The Commonwealth Bank of Australia (ASX: CBA) share price has dropped another 5.2% today to under $70.
The last time it was this low was a year ago during the depths of the worry about the financial services royal commission and falling house prices. It has fallen 21% since 21 February 2020.
CBA isn't the only major bank suffering a bruising. Today alone we've seen:
The Westpac Banking Corp (ASX: WBC) share price decline by 7.2%.
The National Australia Bank Ltd (ASX: NAB) share price decline by 8%.
The Australia and New Zealand Banking Group (ASX: ANZ) share price decline by 8.5%.
Ouch. It's been the most painful day for ASX shares since the GFC.
Investors now seem really worried about an Australian and global recession. The last time the ASX 200 was this low was during the selloff at the end of 2018. Volatility has certainly picked up over the past 15 months.
Will bank customers' cashflow be hurt so much that they can't pay their loans?
Will major bank bad debts suddenly spike after years of low levels of poor performing loans (thanks to lower interest rates)?
Is Australia's high level of household indebtedness about to bite?
Hopefully the answer to all those questions is no, but the fear is there.
To me, banks have always been the type of business that grow slowly and have the potential to really plummet if actual trouble hits, like we saw during the GFC with northern hemisphere banks.

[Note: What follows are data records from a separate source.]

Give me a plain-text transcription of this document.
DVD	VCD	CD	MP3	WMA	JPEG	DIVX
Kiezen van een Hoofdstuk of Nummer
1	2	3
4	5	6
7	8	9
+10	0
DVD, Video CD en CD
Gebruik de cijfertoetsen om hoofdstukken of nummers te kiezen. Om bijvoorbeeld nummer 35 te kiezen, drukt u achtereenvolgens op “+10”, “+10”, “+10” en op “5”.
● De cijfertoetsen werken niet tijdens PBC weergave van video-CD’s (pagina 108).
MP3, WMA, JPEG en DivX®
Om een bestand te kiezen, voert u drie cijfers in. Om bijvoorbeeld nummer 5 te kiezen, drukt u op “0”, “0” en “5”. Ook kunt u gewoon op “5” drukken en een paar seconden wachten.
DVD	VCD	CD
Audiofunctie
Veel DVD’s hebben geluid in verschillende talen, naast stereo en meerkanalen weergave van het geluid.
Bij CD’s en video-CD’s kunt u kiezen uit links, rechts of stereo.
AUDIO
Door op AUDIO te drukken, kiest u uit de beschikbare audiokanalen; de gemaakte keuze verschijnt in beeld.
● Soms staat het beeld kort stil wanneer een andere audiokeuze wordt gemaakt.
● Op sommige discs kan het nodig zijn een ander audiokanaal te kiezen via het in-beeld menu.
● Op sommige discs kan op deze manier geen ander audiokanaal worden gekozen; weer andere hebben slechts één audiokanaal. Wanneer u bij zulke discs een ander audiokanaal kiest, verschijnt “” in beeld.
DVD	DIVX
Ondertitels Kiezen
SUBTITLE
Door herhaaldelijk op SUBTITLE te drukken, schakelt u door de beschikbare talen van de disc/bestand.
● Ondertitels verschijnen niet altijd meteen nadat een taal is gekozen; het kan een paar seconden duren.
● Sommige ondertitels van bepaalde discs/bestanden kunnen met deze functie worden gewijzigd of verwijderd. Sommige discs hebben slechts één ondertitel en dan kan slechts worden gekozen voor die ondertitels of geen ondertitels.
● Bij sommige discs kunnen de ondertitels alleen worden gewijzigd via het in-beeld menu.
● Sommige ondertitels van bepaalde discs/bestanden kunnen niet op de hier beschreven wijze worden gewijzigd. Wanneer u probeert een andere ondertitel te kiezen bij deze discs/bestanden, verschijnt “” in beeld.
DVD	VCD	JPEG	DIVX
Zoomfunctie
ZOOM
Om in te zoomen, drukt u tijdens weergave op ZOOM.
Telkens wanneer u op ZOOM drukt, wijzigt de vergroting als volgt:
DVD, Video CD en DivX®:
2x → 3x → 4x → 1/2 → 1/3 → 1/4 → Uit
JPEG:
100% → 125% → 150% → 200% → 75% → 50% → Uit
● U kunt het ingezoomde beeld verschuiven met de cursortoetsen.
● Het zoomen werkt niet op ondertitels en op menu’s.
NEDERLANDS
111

But don't forget, Aussie banks are stronger and more profitable than most other banks around the world. I'm glad that APRA has been working with the banks to increase their capital levels so that they can survive even the most difficult of downturns.
Foolish takeaway
CBA now has a trailing grossed-up dividend yield of 8.9%. However, I wouldn't want to bet the house (or even a room) on the CBA annual dividend being $4.31 over the next 12 months. It wouldn't be my pick for safe dividends over the next two years.